Oil futures showed little movement Monday, after several weeks of contradictory factors left the market uncertain over where the next driver would come from.
Brent crude for September delivery fell 0.1% to $107.15 a barrel on ICE Futures Europe, while on the New York Mercantile Exchange WTI crude for August delivery was up 0.1% at $103.18 a barrel.
There is still no significant effect on oil supplies from Iraq as a result of fighting in the northern parts of the country. Libya said the first oil will be exported from the giant Sharara field, but also that output there has fallen.
Tensions between Russia and Ukraine, which leapt back into headlines last week when passenger plane MH17 was shot down, still aren't a clear driver in oil-price terms. Sucden Research analysts noted that oil prices leapt up after the disaster, but relaxed again the next day.
"The weekend saw Western leaders hint at further sanctions against Russia as mounting evidence pointed the finger at pro-Russia rebels for the downing of the Malaysia Airlines passenger jet," Sucden wrote.
Bank of America Merrill Lynch revised up its forecasts for Brent prices this year and next. The driver: "geopolitical concerns and supply disruptions," which have exceeded expectations.
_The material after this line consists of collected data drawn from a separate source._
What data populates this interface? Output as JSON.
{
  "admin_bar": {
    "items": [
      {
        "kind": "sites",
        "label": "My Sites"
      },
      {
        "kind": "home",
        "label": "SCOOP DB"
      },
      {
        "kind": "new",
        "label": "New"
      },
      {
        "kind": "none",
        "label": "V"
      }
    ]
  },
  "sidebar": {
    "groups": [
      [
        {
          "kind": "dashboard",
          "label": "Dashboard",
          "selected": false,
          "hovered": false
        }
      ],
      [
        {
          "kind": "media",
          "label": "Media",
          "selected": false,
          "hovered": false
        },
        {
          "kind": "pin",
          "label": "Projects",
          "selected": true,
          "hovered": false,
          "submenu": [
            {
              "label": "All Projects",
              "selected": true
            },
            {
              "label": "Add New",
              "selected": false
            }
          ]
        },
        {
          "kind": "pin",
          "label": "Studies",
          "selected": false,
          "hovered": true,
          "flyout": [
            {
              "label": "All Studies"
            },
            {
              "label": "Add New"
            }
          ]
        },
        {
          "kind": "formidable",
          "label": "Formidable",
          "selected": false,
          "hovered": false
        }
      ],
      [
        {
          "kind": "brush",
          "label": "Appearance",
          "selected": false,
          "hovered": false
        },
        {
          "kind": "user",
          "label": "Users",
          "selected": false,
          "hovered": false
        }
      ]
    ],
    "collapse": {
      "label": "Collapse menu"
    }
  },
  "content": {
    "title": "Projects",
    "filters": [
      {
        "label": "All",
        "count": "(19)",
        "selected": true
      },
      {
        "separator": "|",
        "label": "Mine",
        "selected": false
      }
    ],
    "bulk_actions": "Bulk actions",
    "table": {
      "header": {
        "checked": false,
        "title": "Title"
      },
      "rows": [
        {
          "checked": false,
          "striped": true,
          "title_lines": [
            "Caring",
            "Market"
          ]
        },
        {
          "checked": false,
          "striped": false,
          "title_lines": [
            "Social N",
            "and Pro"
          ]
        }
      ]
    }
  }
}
Depreciation of the trade-weighted dollar and slightly higher-than-predicted U.S. inflation are also factors, they said.
Brent is likely to average $109 a barrel in 2014, the bank said, up from a previous forecast of $106. In 2015, the forecast is up to $108 a barrel from $103. For U.S. crude, the bank sees a fall below $100 a barrel in the second half of 2014, with high supplies and refineries demanding less as they go into maintenance season.
Recently the ICE's gas oil contract for August delivery was down $3.50 at $880.50 a metric ton, while Nymex gasoline for August delivery was up 109 points at $2.8458 a gallon.